Sentimen fundamental emas tetap mendapat dukungan dari data inflasi AS yang relatif terkendali. Perlambatan tekanan harga pada Juli menunjukkan dampak lonjakan energi akibat konflik Iran mulai mereda, sehingga mengurangi urgensi Federal Reserve untuk kembali menaikkan suku bunga secara agresif.
Pasar uang saat ini memperkirakan peluang kenaikan suku bunga pada September hanya sekitar sepertiga. Investor selanjutnya akan mencermati data tenaga kerja AS berikutnya serta pernyataan Ketua The Fed Kevin Warsh di simposium Jackson Hole pada akhir Agustus untuk mencari petunjuk tambahan mengenai arah kebijakan moneter.
Namun, emas masih menghadapi risiko dari suku bunga yang tetap tinggi dalam waktu lama. Meskipun tidak adanya Fed hike menjadi sentimen positif, yield obligasi yang bertahan tinggi dapat membuat Treasury lebih menarik dibandingkan emas yang tidak memberikan imbal hasil bunga.
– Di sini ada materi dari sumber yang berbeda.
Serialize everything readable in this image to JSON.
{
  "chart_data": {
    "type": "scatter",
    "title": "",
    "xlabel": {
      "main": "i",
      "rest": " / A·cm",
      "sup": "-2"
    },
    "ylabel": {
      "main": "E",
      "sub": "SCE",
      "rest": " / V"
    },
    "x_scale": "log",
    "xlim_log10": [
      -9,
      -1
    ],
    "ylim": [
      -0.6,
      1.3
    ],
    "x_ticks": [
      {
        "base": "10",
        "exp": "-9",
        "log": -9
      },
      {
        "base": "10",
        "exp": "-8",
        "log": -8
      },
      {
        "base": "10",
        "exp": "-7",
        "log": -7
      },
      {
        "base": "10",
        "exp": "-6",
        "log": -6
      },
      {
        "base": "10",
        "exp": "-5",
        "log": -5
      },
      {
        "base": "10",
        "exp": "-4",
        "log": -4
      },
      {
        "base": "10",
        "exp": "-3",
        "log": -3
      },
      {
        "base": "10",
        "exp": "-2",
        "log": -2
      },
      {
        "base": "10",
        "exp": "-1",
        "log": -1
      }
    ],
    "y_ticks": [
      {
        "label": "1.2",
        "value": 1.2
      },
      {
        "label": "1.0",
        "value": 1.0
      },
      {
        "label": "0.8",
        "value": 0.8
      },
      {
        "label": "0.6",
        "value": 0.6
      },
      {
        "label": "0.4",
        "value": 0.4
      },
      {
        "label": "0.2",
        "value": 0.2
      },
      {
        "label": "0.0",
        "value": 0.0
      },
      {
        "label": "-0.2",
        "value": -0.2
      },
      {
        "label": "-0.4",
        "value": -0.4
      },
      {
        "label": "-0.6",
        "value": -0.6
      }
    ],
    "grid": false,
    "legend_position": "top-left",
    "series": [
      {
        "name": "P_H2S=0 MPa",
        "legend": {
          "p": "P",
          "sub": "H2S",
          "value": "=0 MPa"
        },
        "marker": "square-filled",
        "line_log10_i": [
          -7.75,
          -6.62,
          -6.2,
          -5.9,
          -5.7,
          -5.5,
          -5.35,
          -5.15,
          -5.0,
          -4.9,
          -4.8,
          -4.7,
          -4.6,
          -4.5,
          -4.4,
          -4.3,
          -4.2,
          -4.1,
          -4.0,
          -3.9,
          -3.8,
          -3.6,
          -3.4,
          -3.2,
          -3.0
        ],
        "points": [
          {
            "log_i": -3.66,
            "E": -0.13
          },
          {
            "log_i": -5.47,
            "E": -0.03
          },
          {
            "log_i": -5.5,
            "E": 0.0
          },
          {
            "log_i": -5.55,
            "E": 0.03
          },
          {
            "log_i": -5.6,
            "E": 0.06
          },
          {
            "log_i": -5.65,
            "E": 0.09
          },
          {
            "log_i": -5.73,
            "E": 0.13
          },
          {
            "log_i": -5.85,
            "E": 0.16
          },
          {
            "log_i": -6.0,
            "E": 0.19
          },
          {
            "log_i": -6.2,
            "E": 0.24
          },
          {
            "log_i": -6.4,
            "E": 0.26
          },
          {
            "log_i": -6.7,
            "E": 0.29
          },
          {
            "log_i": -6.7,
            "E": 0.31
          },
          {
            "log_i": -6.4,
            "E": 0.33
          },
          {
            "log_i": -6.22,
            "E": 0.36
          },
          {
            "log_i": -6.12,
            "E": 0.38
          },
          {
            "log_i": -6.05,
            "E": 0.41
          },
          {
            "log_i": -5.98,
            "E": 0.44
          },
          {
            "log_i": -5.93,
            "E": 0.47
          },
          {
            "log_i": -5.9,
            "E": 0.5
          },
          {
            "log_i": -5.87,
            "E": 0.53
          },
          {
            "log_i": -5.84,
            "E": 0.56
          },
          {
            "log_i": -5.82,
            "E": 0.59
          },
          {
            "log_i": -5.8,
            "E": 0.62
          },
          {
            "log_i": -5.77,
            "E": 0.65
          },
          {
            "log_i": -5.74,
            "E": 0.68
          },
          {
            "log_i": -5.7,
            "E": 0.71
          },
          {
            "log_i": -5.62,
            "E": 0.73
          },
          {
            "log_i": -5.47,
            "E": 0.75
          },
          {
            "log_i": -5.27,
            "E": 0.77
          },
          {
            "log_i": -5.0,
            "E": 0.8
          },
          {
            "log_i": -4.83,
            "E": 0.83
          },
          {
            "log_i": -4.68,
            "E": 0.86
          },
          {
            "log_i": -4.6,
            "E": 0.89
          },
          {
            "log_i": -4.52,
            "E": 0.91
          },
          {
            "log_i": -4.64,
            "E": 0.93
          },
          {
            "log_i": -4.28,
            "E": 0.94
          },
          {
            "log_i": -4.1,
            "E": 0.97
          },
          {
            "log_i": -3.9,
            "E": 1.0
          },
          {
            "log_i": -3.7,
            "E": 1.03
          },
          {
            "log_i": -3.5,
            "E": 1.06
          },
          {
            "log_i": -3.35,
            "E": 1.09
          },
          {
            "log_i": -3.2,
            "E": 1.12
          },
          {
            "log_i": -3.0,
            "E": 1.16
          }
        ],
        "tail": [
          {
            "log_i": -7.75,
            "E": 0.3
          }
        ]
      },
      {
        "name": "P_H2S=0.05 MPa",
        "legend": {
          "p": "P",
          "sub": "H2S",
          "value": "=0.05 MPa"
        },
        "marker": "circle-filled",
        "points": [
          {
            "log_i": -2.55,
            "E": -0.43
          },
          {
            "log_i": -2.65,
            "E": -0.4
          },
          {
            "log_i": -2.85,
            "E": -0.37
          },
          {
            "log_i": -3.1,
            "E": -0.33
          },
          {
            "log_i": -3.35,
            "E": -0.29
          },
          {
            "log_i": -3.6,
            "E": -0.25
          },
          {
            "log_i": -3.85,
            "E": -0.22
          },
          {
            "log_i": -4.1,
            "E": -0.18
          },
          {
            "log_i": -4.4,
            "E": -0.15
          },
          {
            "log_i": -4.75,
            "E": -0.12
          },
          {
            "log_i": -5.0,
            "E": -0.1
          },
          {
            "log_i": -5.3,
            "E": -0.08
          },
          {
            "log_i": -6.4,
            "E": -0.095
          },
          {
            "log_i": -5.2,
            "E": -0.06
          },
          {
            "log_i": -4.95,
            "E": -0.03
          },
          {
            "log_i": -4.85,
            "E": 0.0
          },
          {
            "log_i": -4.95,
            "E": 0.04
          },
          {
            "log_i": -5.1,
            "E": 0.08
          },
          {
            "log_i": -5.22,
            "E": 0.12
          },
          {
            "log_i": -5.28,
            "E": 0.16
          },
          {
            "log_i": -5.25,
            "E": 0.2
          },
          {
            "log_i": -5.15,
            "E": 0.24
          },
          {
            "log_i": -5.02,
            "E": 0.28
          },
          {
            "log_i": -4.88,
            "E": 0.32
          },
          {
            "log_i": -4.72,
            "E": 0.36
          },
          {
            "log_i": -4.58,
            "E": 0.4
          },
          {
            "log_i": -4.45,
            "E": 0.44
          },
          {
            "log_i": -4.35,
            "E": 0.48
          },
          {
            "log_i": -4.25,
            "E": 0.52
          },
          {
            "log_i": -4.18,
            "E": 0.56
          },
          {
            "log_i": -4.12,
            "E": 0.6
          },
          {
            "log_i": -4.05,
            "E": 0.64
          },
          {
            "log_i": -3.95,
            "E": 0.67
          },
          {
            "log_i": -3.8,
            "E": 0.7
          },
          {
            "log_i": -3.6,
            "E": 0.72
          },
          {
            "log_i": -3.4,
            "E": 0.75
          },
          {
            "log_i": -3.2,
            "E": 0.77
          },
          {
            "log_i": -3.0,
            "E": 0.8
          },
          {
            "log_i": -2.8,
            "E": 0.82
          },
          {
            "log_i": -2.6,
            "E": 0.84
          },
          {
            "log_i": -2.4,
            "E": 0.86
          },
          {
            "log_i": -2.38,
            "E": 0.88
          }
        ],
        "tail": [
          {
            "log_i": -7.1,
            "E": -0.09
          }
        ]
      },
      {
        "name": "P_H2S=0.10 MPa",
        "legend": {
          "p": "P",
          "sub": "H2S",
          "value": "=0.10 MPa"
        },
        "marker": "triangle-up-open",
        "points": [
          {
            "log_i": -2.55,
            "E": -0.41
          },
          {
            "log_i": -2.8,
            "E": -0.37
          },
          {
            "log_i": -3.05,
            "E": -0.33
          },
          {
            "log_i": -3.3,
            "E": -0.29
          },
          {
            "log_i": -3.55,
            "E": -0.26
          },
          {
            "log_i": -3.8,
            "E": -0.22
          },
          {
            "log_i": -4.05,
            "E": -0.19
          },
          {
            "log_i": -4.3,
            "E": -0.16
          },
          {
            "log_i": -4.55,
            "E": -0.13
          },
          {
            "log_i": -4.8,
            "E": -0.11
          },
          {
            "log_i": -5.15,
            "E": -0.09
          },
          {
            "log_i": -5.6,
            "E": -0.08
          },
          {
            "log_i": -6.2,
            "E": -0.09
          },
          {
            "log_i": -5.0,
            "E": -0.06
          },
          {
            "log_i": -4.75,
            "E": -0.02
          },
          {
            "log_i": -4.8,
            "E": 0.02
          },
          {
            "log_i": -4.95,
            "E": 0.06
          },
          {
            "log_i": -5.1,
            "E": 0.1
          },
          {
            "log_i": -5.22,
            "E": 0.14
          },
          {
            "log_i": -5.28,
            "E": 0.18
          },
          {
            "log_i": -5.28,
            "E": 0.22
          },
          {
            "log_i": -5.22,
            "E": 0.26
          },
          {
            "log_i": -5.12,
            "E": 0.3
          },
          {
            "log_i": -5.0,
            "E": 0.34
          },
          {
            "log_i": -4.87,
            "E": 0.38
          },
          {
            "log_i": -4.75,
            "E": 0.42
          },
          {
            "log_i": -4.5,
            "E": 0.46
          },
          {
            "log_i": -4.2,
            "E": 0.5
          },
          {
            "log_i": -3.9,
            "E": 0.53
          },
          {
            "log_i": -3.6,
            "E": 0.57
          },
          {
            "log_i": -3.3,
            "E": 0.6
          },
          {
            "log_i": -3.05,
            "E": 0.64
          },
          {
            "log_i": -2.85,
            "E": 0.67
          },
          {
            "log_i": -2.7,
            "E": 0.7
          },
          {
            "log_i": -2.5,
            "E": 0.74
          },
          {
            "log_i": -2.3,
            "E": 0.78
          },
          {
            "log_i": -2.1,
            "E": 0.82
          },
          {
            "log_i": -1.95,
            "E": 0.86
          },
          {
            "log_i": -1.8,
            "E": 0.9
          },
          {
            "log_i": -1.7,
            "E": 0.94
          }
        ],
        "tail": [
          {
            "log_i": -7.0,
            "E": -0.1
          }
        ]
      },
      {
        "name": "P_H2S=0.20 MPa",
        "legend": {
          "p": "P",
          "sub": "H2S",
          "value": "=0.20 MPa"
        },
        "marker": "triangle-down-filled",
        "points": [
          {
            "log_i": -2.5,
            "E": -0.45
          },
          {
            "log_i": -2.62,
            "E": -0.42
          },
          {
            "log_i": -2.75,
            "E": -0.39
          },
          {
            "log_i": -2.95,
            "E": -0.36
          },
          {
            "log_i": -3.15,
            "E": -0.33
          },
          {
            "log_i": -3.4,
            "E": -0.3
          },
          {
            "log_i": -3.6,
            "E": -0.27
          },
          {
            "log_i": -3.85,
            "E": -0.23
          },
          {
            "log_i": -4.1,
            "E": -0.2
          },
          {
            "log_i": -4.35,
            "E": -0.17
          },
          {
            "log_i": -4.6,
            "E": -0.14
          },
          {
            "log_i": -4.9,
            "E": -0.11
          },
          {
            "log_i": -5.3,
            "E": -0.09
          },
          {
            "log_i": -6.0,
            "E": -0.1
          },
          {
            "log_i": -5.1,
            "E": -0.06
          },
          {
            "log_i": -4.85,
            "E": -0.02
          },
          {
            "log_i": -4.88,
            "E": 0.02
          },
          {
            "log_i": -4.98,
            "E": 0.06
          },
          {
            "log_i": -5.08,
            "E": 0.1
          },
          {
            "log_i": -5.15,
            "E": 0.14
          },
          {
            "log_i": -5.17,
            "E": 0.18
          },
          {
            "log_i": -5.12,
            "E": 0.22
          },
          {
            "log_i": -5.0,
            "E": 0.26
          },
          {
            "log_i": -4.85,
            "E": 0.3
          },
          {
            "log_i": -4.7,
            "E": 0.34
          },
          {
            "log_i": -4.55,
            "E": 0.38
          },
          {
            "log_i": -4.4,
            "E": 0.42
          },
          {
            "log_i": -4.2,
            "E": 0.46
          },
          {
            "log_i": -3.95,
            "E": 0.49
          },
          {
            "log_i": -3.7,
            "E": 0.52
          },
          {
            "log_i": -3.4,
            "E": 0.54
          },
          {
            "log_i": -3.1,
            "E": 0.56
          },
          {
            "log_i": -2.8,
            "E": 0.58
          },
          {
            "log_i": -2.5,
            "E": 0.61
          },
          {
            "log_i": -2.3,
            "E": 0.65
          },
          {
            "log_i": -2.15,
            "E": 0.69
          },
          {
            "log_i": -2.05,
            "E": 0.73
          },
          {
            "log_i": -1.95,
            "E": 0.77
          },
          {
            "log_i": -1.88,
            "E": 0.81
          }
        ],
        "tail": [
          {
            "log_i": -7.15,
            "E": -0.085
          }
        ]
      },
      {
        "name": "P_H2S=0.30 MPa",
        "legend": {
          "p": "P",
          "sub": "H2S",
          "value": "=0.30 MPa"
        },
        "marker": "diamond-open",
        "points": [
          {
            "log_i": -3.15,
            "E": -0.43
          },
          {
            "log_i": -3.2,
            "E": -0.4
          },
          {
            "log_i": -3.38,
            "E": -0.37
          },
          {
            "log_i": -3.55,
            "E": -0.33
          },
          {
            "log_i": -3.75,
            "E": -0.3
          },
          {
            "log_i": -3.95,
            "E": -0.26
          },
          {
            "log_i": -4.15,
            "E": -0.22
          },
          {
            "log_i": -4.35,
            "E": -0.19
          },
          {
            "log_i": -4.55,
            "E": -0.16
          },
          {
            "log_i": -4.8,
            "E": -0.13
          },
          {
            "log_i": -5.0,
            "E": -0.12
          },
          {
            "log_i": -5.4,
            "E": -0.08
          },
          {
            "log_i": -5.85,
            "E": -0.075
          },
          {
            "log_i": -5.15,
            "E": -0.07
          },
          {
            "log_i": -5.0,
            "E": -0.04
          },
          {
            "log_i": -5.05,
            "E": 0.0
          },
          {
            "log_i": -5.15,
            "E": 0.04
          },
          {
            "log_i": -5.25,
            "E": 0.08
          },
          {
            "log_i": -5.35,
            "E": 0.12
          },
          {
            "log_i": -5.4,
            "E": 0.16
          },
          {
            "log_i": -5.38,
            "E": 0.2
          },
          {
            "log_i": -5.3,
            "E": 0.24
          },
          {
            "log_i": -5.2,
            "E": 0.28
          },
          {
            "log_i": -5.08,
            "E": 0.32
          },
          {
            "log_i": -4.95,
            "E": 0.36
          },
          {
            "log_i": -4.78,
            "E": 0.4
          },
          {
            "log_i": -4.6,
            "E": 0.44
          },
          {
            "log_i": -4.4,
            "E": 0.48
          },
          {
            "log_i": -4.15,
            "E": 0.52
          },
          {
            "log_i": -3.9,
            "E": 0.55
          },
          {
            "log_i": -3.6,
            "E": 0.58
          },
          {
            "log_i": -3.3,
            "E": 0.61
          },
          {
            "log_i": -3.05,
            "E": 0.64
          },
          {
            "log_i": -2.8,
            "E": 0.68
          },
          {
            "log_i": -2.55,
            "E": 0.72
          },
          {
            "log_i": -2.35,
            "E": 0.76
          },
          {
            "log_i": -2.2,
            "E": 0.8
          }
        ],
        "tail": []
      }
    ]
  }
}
Dari sisi geopolitik, ketegangan Timur Tengah tetap menjadi penopang safe haven. Setiap eskalasi baru antara AS dan Iran berpotensi kembali mengerek harga energi dan risiko inflasi. Di sisi lain, pembelian bank sentral, terutama China, masih membantu menjaga permintaan emas setelah harga kembali pulih dari area US$4.000 dalam beberapa pekan terakhir.
Analisis Newsmaker: Fundamental emas masih cenderung konstruktif, tetapi momentum teknikal mulai kehilangan tenaga setelah reli tajam. Kegagalan bertahan di atas US$4.400 membuka peluang konsolidasi jangka pendek di sekitar US$4.350–US$4.300. Namun, jika ekspektasi Fed hike terus menurun dan ketegangan Hormuz meningkat, emas masih memiliki peluang kembali menguji US$4.400 hingga area puncak sebelumnya.